Of course, I also find it wild that the metric for how good an encryption or password system is, is just how long it would take to guess every possible combination of input it could be, sequentially. It doesn’t account for a brute force attempt that just selects random inputs. It could take until the heat death of the universe… It could take 3 seconds. It’s up to chance at that point. Not to mention all the easier ways of getting a password.
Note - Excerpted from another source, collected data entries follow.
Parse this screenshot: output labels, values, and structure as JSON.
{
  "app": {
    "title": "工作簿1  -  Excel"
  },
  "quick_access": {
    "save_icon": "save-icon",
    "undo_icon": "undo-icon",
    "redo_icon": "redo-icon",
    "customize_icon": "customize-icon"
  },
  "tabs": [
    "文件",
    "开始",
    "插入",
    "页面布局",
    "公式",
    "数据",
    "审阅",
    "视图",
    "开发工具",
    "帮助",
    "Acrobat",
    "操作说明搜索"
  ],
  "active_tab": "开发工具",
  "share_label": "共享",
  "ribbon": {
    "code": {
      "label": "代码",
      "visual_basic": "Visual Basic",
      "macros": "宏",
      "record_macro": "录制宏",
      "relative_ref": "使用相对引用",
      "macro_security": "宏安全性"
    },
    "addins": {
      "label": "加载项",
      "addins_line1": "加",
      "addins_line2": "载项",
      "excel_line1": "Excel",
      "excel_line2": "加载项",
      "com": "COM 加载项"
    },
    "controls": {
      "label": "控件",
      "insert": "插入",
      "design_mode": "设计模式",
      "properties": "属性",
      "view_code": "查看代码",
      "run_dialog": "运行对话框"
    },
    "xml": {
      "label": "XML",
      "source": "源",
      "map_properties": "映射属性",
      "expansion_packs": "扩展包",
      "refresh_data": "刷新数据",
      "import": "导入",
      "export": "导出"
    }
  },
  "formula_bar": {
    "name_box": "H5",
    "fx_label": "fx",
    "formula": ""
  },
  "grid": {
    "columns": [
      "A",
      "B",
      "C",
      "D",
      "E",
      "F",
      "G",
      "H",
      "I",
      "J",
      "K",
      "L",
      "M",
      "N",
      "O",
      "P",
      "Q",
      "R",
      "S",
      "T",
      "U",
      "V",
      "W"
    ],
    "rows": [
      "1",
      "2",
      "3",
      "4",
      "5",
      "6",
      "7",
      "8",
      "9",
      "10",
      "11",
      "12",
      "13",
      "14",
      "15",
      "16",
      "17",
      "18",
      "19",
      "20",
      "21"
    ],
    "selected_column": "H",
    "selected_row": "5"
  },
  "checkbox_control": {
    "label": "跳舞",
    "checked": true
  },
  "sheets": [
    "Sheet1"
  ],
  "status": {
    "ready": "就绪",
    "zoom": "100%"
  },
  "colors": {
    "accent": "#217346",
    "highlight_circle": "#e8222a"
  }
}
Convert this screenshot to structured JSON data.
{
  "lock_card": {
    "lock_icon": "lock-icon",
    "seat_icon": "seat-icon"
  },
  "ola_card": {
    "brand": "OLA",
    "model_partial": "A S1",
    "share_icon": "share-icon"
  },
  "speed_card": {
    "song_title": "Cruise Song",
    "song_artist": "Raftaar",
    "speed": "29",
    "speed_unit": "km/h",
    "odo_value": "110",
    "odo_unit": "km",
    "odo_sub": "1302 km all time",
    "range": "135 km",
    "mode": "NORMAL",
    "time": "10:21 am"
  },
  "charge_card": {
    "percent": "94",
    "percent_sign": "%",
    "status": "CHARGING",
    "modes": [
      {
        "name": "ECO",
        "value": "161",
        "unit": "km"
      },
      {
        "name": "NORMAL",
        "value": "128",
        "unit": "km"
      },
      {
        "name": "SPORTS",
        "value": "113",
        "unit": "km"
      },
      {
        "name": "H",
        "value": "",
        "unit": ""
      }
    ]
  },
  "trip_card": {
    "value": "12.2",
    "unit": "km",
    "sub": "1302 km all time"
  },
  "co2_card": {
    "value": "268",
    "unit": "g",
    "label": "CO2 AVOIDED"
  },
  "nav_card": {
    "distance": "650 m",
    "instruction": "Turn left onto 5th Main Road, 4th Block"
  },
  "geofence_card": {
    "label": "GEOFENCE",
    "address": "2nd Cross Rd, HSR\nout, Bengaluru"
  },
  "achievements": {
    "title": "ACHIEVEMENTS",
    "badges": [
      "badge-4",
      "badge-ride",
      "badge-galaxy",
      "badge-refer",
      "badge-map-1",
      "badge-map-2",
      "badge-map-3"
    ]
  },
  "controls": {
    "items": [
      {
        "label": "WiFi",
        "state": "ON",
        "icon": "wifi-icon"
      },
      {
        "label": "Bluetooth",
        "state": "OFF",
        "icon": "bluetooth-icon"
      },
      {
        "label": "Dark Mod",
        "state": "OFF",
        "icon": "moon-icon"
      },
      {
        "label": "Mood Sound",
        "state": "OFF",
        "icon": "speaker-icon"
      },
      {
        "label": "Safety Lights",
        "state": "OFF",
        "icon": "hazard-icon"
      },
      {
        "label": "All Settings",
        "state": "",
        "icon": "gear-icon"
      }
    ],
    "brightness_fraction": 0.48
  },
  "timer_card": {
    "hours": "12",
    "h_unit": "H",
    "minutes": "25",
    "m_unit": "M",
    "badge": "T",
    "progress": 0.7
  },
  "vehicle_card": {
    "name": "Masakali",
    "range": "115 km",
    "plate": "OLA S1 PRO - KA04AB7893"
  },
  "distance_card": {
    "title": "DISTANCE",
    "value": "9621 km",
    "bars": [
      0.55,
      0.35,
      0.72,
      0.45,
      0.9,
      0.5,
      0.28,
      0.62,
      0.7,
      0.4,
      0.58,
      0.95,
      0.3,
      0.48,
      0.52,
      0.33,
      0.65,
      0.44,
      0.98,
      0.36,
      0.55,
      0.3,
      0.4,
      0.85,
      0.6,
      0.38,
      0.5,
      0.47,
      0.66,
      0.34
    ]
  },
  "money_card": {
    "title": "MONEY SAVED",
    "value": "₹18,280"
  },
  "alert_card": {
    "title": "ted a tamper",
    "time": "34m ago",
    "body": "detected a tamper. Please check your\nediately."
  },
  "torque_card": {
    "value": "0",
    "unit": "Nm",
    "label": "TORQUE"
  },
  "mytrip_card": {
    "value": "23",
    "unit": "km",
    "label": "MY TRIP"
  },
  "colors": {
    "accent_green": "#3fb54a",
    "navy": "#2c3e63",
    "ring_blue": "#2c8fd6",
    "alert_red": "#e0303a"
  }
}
Like gaslighting the person who knows it into giving it up.

By far the worst is the costa rican national bank:

• Must be between 8 and 16 characters long
• Must have at least 4 letters and 4 numbers
• Can’t have consecutively repeated characters (can’t do “aa” but can do “aba”)
• Can’t have vowels or Ñ
• Must not be one of your last 6 passwords
• Must be changed every 90 days
• Also forgot that their website and app try to block password managers and copy and paste

[offtopic?]

Debbie’s password is “PlutoGoofyMickeyMinnieDaffyBugsThorLosAngles”

She was told that the password needed seven characters and a capital.

My community colleges:

Passwords must be 12 characters long, contain at least one uppercase letter, one lowercase letter, a number, and a special character; it must also be changed every 30 days. There was also some sort of alogarithm that checked if your new password is too similar to any previous password you had used, and rejected it if it was too close.

Hilariously, if you had a link to the page the password was supposed to limit access to, you could bypass the password page entirely. As such, I never changed my password.

Passwords that must contain a special character, but only from a list of three special characters.

Passwords that must be changed every 3 months.

Absurdly narrow length requirements, im 80% sure I saw one that required 8-16 characters.

All dictionary words were banned from being in a password regardless of length, so passphrases weren’t allowed.